A few of the ongoing issues include big data, master data management (MDM) and how to deal with unstructured data and records in unusual formats such as graph databases.
Records are kept for e-discovery, compliance purposes, for their business value, and sometimes because no process has been implemented for systematically removing them. This might be a double-edged sword: getting rid of data makes IT nervous, but there are times when records should be dispositioned.
Data stored in data lakes is largely uncontrolled and typically has not had data clean up processes applied to it. Data quality for big data repositories is usually not applied until someone actually wants to use the data.
Quality assurance might include making sure that duplicate records are dealt with appropriately, that inaccurate information is excluded or annotated and that data from multiple sources is being mapped accurately to the destination database or record. In traditional data warehouses, data is typically extracted, transformed and loaded (ETL). With a data lake, data is extracted (or acquired), loaded and then not transformed until required for a specific need (ELT).
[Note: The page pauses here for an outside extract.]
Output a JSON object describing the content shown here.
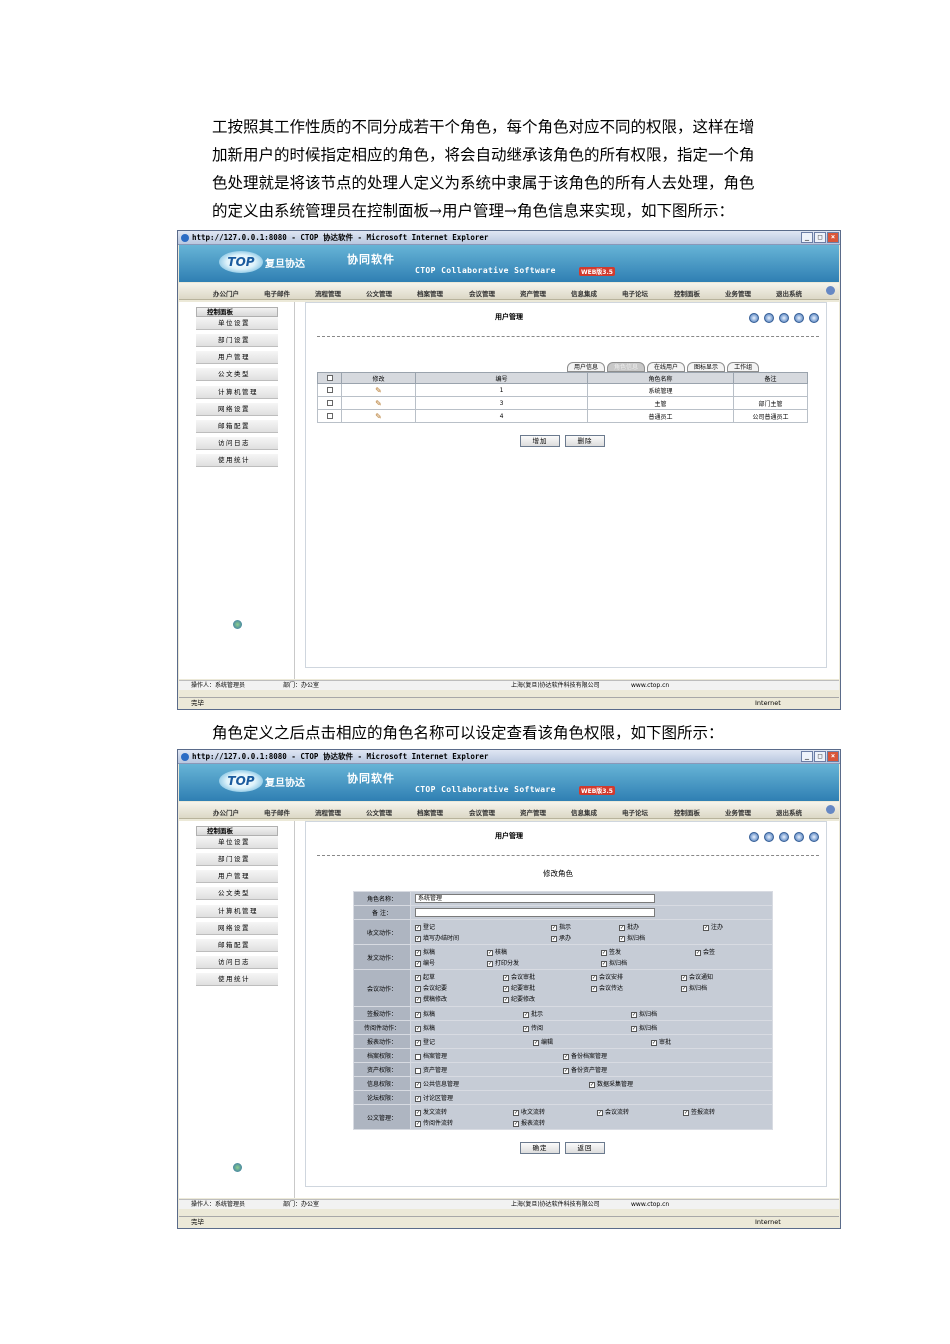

MDM is a method for improving data quality by reconciling inconsistencies across multiple data sources to create a single, consistent and comprehensive view of critical business data. The master file is recognized as the best that is available and ideally is used enterprise-wide for analytics and decision making. But from records management perspective, questions arise, such as what would happen if the original source data reached the end of its retention schedule.
As a practical matter, a record is information that is used to make a business decision, and it can be either an original set of data or a derivative record based on master data. Therefore the “golden record” that constitutes the best and most accurate information can become a persistent piece of data within records management system.
Unstructured data challenge
A large percentage of records management efforts are oriented toward being ready for e-discovery.
There is the more of a problem in the case of unstructured data than in MDM. MDM has gone well beyond the narrow structure of relational databases and is entering the realm of big data, but its roots are still in the world of structured databases with well-defined metadata classifications, which makes records management for such records a more straightforward process.
The challenge with unstructured data is to build out the semantics so that the content management or records management and data management components can work together. In the case of a contract, for example, the document might have many pieces of master data. It contains transactional data with certain values, such as product or customer information, and a specialist data steward or data librarian might be needed to tag and classify what data values are represented within that contract.
With both the content and the data classified using a consistent semantic, it would be much simpler bringing intelligent parsing into the picture to bridge the gap between unstructured and structured data. Auto-classification of records can assist, although human intervention remains an essential element.
Redundant, obsolete and trivial information constitutes a large portion of stored information in many organizations, up to 80%. The information generated by organizations needs to be under control whether it consists of official records or non-record documents with business value. Otherwise, it will accumulate and become completely unmanageable. On the other hand, if organizations aggressively delete documents, they run the risk of employees creating underground archives of information they don’t want to relinquish, which can pose significant risks. Companies need to approach this with a well thought out strategy.
The system should allow employees to easily save documents using built-in classification instead of a lot of manual tagging. It is important to make the system intuitive enough for any employee to use with just a few seconds of time and a few clicks of the mouse.
The value of good records management needs to be communicated in such a way so that employees understand that it can actually help them with their work rather than being a burden. A well-designed system hides the complexity from users and puts it in the back end.
Studies of records management consistently show that only a minority of organizations have a retention schedule in place that would be considered legally acceptable and that some organizations have no retention schedule at all. Even if a schedule is in place, compliance is often poor.
A strategy should be developed to reconcile dilemma between keeping everything forever in order to extract business value from it and using records and information management to effectively get rid of as much information as soon as possible.
From a business perspective, the potential upside of retaining corporate records so they can be used to gain insights into customer behavior, for example, may outweigh the apparent risks that result from non-compliance.
The highest value is within records management framework for understanding and classifying information so that its business value can be utilized.
If organizations view records management as a resource rather than a burden, it can contribute to their success. In many respects, the management of enterprise information is already becoming more integrated and less siloed. For example, most enterprise content management (ECM) systems now have records management functionality. The same classification technology used for e-discovery is also used for classification of enterprise content. Seeing records management as part of that environment and recognizing its ability to enrich the understanding of business content as well as ensuring compliance can support that combination.
Governance can be a unifying technique that provides a framework to encompass any type of information as it is created and managed. Governance is a set of multidisciplinary structures, policies and procedures to manage enterprise information in a way that supports an organization’s short term and long term operational and legal requirements. It is important to consider the impact of all forms of information, from big data to graph data. Within a comprehensive strategy of governance, records management is successful.